Chicago Cubs fandom
Series State: The Bullpen Tax on a Historic Homestand
A 15-game winning streak at Wrigley is the kind of thing that could make a person feel optimistic. But as the team heads on the road, it's worth remembering that every run scored by our deep, balanced lineup still comes with a bullpen trust tax.
Let's be clear: a 15-game home winning streak, the likes of which Wrigley Field hasn't seen in 91 years, is an undeniable good. After a few heart-rate-spiking walk-offs, seeing the team cruise to the finish line on Thursday was a welcome change of pace. It's the kind of run that tempts you to believe in things.

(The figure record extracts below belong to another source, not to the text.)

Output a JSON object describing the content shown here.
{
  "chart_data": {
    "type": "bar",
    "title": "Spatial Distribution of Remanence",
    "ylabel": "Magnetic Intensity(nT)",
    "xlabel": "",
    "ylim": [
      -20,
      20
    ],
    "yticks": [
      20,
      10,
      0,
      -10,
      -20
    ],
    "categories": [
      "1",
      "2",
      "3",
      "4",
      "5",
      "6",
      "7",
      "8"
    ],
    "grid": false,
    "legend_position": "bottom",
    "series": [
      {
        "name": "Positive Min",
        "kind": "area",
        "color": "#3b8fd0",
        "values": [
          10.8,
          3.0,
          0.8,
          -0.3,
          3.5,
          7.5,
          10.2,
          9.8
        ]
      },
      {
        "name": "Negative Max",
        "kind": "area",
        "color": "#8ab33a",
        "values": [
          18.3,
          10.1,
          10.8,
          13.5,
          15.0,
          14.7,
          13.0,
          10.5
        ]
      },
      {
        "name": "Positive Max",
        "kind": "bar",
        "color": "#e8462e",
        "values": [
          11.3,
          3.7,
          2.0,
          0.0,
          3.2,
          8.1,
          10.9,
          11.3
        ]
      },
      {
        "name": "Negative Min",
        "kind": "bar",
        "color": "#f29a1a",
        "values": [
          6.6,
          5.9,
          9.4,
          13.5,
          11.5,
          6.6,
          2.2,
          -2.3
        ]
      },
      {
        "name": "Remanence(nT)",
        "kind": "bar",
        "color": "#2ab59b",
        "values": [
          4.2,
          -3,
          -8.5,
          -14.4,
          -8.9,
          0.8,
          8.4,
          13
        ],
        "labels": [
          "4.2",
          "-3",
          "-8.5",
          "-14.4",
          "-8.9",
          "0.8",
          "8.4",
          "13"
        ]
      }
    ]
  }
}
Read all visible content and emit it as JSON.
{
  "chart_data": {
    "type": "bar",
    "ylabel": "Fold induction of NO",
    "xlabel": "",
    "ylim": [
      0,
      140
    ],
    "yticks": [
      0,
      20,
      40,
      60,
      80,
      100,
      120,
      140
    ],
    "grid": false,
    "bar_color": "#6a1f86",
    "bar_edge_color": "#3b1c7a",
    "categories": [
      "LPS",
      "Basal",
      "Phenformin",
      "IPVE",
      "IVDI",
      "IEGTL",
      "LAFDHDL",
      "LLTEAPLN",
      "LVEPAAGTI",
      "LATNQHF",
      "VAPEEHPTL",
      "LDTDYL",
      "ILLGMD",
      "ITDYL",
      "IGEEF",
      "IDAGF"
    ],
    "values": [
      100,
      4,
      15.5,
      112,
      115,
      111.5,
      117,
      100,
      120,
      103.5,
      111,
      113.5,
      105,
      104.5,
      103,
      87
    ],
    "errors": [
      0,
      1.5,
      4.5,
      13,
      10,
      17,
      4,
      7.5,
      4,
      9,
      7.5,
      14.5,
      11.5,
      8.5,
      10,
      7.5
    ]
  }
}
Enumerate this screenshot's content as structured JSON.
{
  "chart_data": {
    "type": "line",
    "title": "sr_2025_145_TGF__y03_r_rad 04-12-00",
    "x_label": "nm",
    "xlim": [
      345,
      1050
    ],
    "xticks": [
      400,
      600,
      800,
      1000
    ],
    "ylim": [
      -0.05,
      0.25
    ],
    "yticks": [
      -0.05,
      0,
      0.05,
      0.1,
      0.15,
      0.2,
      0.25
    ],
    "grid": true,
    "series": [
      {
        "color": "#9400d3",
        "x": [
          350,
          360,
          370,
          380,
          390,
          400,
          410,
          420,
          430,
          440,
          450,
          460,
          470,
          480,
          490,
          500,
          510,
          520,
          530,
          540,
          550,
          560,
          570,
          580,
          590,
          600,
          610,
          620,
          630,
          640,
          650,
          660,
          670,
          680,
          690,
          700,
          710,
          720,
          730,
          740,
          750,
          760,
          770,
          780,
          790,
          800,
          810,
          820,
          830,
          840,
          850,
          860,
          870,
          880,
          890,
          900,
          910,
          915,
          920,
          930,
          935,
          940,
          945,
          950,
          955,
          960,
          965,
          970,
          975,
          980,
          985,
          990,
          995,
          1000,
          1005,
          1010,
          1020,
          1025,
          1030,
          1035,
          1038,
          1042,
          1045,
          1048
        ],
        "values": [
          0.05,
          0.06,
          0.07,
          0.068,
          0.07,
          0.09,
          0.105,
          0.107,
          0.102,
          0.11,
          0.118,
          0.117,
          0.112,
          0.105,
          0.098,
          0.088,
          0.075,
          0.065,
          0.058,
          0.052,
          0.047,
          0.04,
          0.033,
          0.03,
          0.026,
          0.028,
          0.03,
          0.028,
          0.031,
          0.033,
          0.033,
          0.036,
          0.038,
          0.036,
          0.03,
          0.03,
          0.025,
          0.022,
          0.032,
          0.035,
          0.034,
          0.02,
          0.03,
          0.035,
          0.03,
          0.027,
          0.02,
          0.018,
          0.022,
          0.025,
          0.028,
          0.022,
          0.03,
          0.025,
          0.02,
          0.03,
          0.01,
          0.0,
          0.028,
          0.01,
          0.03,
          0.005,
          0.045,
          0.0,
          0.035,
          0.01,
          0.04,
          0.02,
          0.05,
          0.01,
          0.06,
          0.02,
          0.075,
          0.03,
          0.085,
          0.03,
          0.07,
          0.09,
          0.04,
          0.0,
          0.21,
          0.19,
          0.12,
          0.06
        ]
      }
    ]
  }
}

The belief is grounded in a real, observable phenomenon: a deep, balanced offense that entered the week scoring well over five runs a game. When a lineup is producing like that, you start to feel like you can weather almost anything. It's been the primary driver of this entire season memory we're building.
But we know the series math isn't that simple. For the first seven weeks of the season, the story of the bullpen has been one of "constant churn," as injuries and transactions have kept the relief corps in a state of perpetual motion. That's the tax on all this offensive fun—a lingering question mark that arrives every time the starter heads for the dugout.
Now, that traveling show packs up and heads to Texas. The friendly confines and last licks that defined the homestand are gone. The question for this weekend isn't just whether the offense can keep hitting. It's whether they can score enough to keep paying that ever-present bullpen trust tax, even on the road.